To those who have played around with LLM code generation more than me, how are they at debugging?

I'm thinking of Kernighan's Law: "Debugging is twice as hard as writing the code in the first place. Therefore, if you write the code as cleverly as possible, you are, by definition, not smart enough to debug it." If vibe coding reduces the complexity of writing code by 10x, but debugging remains just as difficult as before, then Kernighan's Law needs to be updated to say debugging is 20x as hard as vibe coding. Vibe coders have no hope of bridging that gap.

[-] very_well_lost@lemmy.world 2 points 1 month ago* (last edited 1 month ago)

The company I work for has recently mandated that we must start using AI tools in our workflow and is tracking our usage, so I've been experimenting with it a lot lately.

In my experience, it's worse than useless when it comes to debugging code. The class of errors that it can solve is generally simple stuff like typos and syntax errors — the sort of thing that a human would solve in 30 seconds by looking at a stack trace. The much more important class of problem, errors in the business logic, it really really sucks at solving.

For those problems, it very confidently identifies the wrong answer about 95% of the time. And if you're a dev who's desperate enough to ask AI for help debugging something, you probably don't know what's wrong either, so it won't be immediately clear if the AI just gave you garbage or if its suggestion has any real merit. So you go check and manually confirm that the LLM is full of shit which costs you time... then you go back to the LLM with more context and ask it to try again. It's second suggestion will sound even more confident than the first, ("Aha! I see the real cause of the issue now!") but it will still be nonsense. You go waste more time to rule out the second suggestion, then go back to the AI to scold it for being wrong again.

Rinse and repeat this cycle enough times until your manager is happy you've hit the desired usage metrics, then go open your debugging tool of choice and do the actual work.

[-] hietsu@sopuli.xyz 1 points 1 month ago* (last edited 1 month ago)

I have next to zero experience about coding (unless you count a few months of Borland Delphi work back in 00’s, which you shouldn’t). Yet, I’ve managed to create half a dozen really useful tools for my work, and a few more for my hobbies too.

Inflection point for me was Gemini 2.5 Pro. Before that I was only successful with smaller scripts, using ChatGPT mostly. But with Gemini I was able to do Deep Research as the initial step to plan out the overall architecture, interfaces, technologies etc. and finetune the actual coding prompt using that info.

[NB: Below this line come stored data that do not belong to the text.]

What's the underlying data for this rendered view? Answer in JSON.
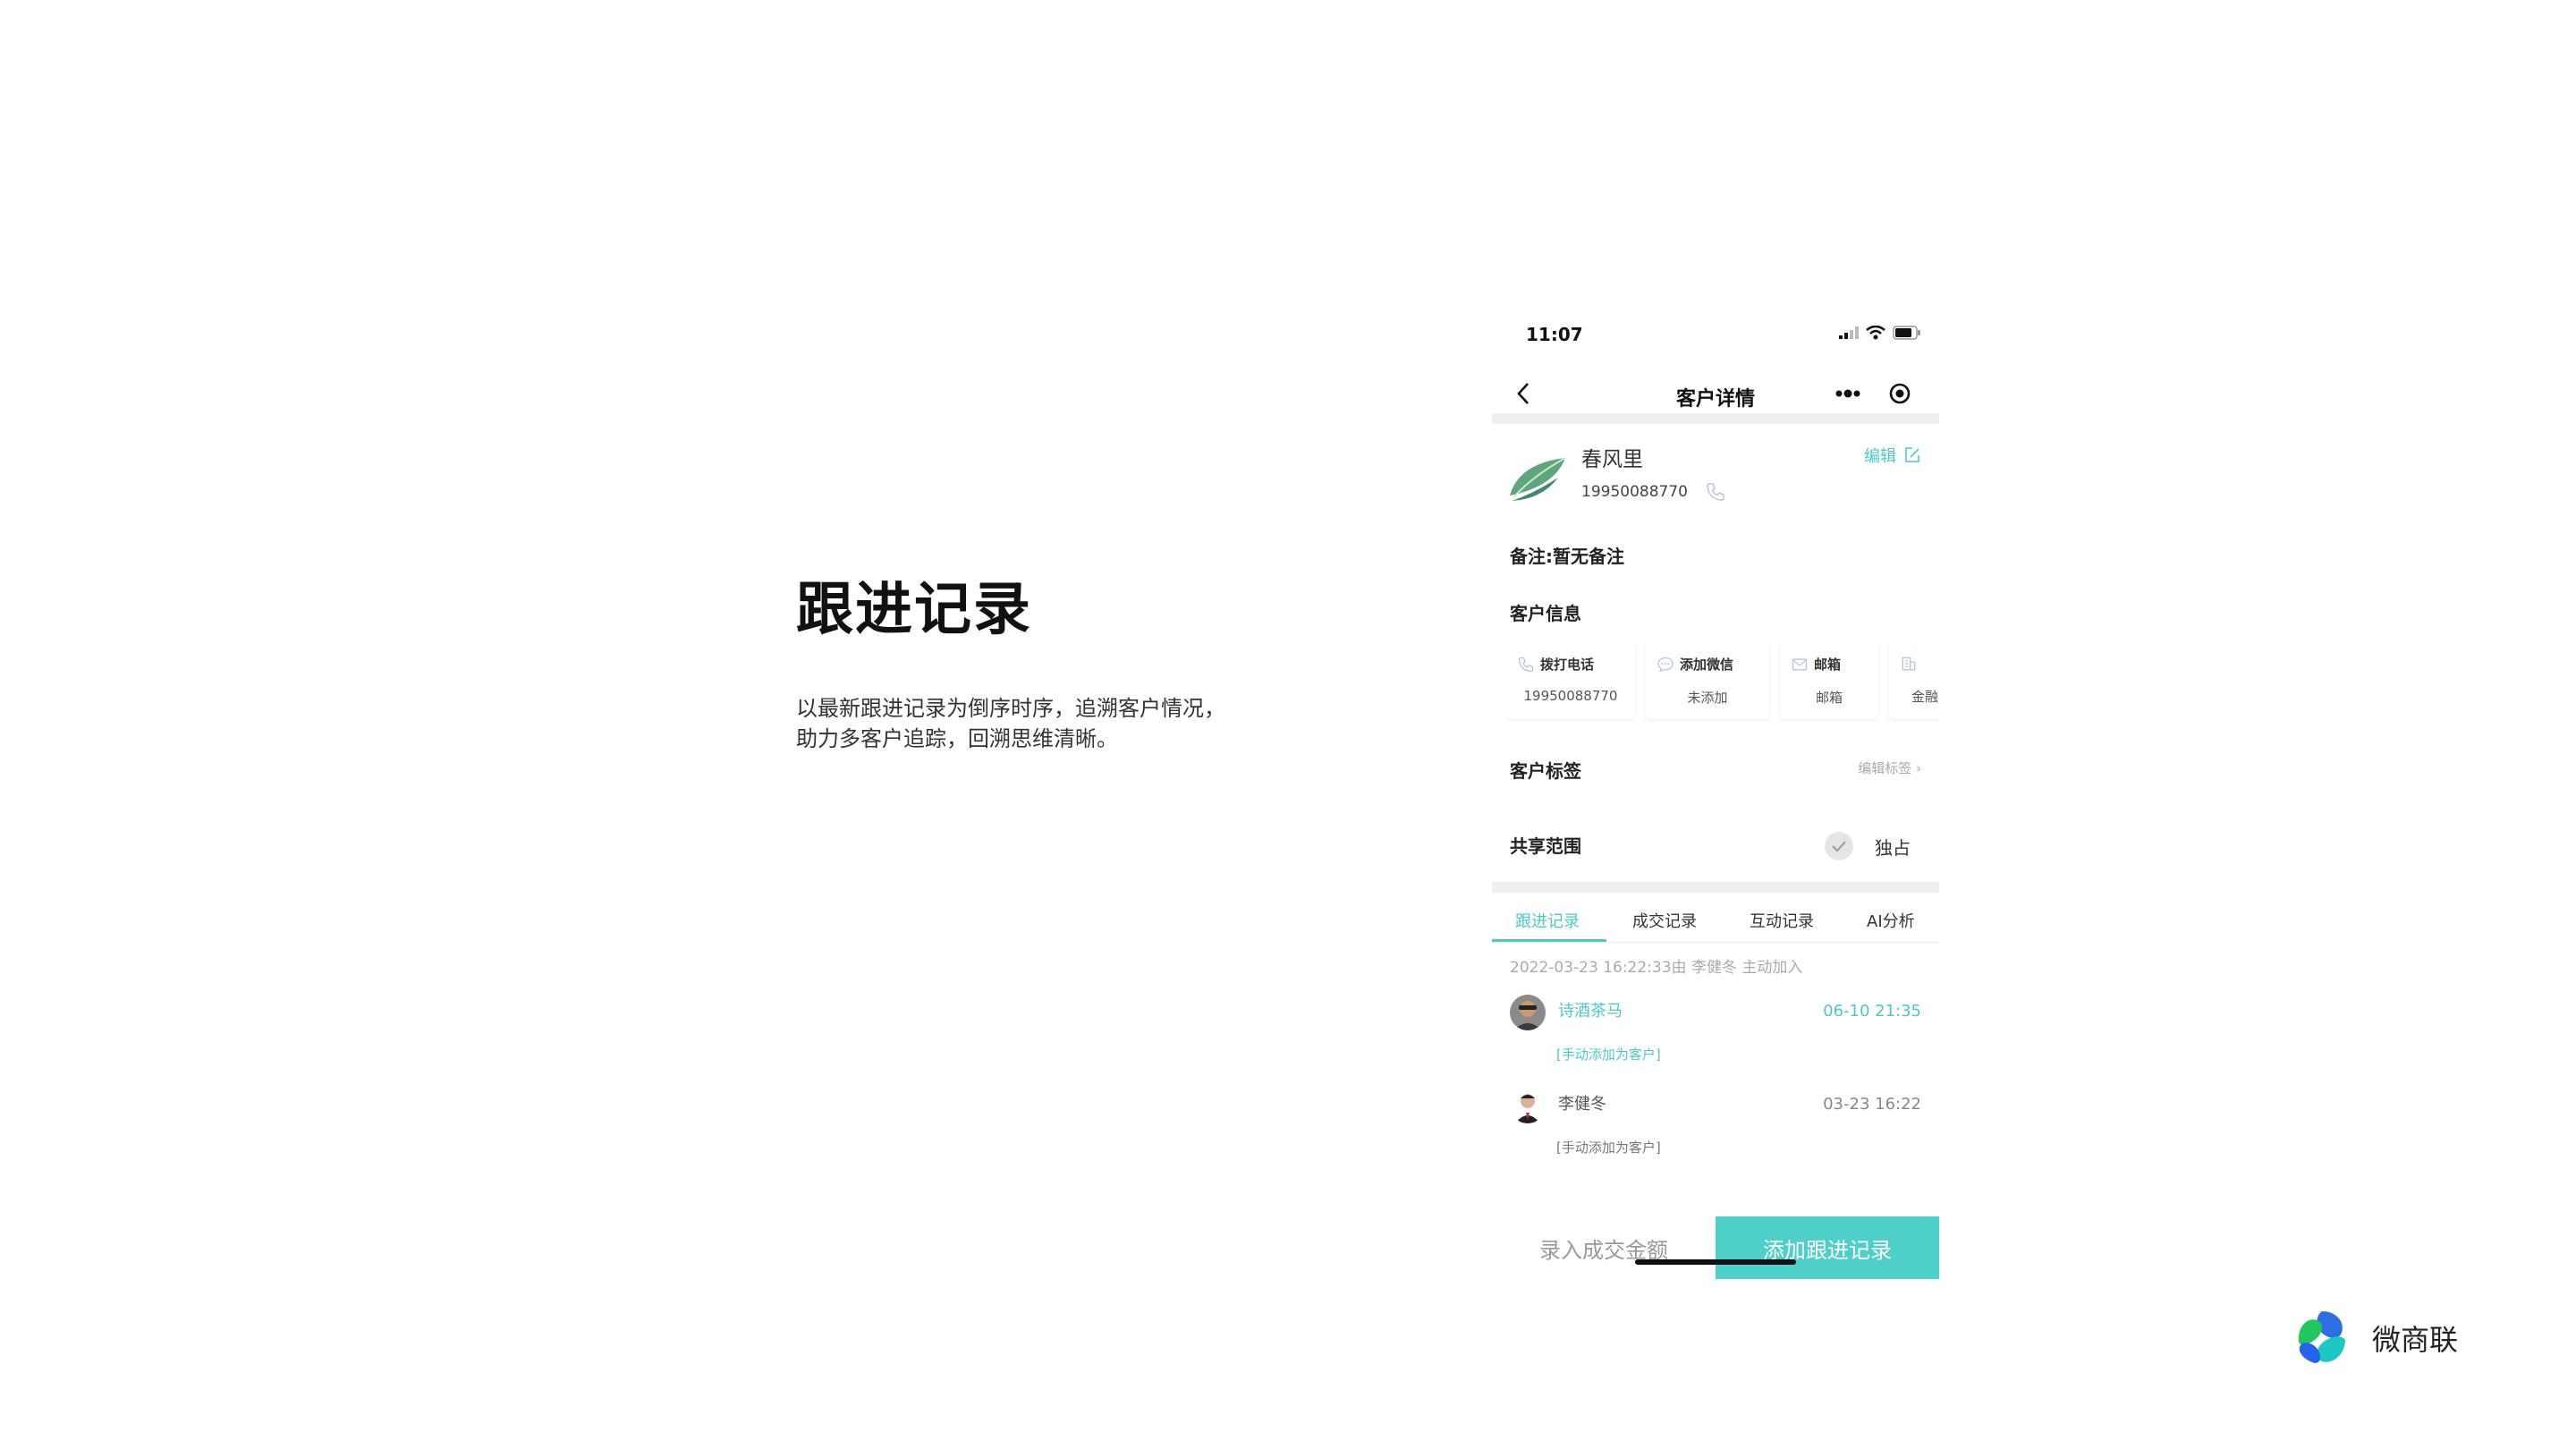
{
  "slide": {
    "title": "跟进记录",
    "desc_line1": "以最新跟进记录为倒序时序，追溯客户情况，",
    "desc_line2": "助力多客户追踪，回溯思维清晰。"
  },
  "status_bar": {
    "time": "11:07"
  },
  "nav": {
    "title": "客户详情",
    "back_icon": "chevron-left-icon",
    "more_icon": "more-dots-icon",
    "close_icon": "target-icon"
  },
  "customer": {
    "name": "春风里",
    "phone": "19950088770",
    "edit_label": "编辑"
  },
  "remark": "备注:暂无备注",
  "customer_info": {
    "heading": "客户信息",
    "cards": [
      {
        "icon": "phone-icon",
        "label": "拨打电话",
        "value": "19950088770"
      },
      {
        "icon": "chat-icon",
        "label": "添加微信",
        "value": "未添加"
      },
      {
        "icon": "mail-icon",
        "label": "邮箱",
        "value": "邮箱"
      },
      {
        "icon": "bank-icon",
        "label": "",
        "value": "金融"
      }
    ]
  },
  "tags": {
    "heading": "客户标签",
    "edit_label": "编辑标签 ›"
  },
  "share": {
    "label": "共享范围",
    "value": "独占"
  },
  "tabs": [
    "跟进记录",
    "成交记录",
    "互动记录",
    "AI分析"
  ],
  "active_tab": "跟进记录",
  "records_header": "2022-03-23 16:22:33由 李健冬 主动加入",
  "records": [
    {
      "name": "诗酒茶马",
      "time": "06-10 21:35",
      "note": "[手动添加为客户]",
      "color": "#4fc8c4"
    },
    {
      "name": "李健冬",
      "time": "03-23 16:22",
      "note": "[手动添加为客户]",
      "color": "#555555"
    }
  ],
  "bottom": {
    "left_label": "录入成交金额",
    "right_label": "添加跟进记录"
  },
  "brand": {
    "name": "微商联"
  },
  "colors": {
    "accent": "#4fc8c4",
    "button": "#4ecfc9"
  }
}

Crucial step after first generated (buggy) version is to copy paste the code and errors to ChatGPT and/or Grok to get their take on it, then feed back those ideas to Gemini again. Some 5-10 iterations of this and I usually have a fully functional application or a component of bigger piece software. Problems at the moment usually arise if any particular file exceeds ~800 lines, and when there are many many iterations. Then LLMs tend to get forgetful, dropping out comments, reintroducing faults from earlier iterations etc. Better to start a new session at that point.

Thinking of LLMs as just a lossy compression algo for all human knowledge, the parallel use of LLMs makes kind of sense: All the companies use approximately the same data in their training, but end up having a bit different looking ”lossy big picture” in the end. But if I ”look at all these pictures” side by side I can perhaps see more detail. Or that some of the pictures are fuzzy on one location but one is much clearer.

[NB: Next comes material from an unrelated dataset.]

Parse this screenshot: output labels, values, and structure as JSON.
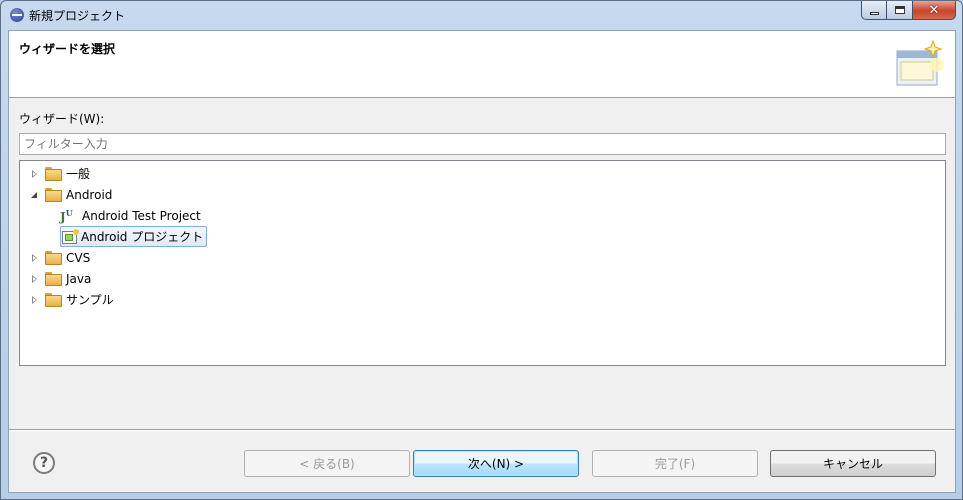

LLM’s seem to be very good to at spotting the correct solution when they are given a couple options or hypothesis about an cause of an issue. Most surprising to me is that Grok has been the one to solve majority of the most stubborn bugs that other have gotten stuck to.

With (Edit:) Gemini I just had my first ”hole in one” where it generated a flawless ~500 line web app in the very first try. Just gave it my Git codebase as a zip file and asked for a new module that interfaces the existing stuff. Wild times.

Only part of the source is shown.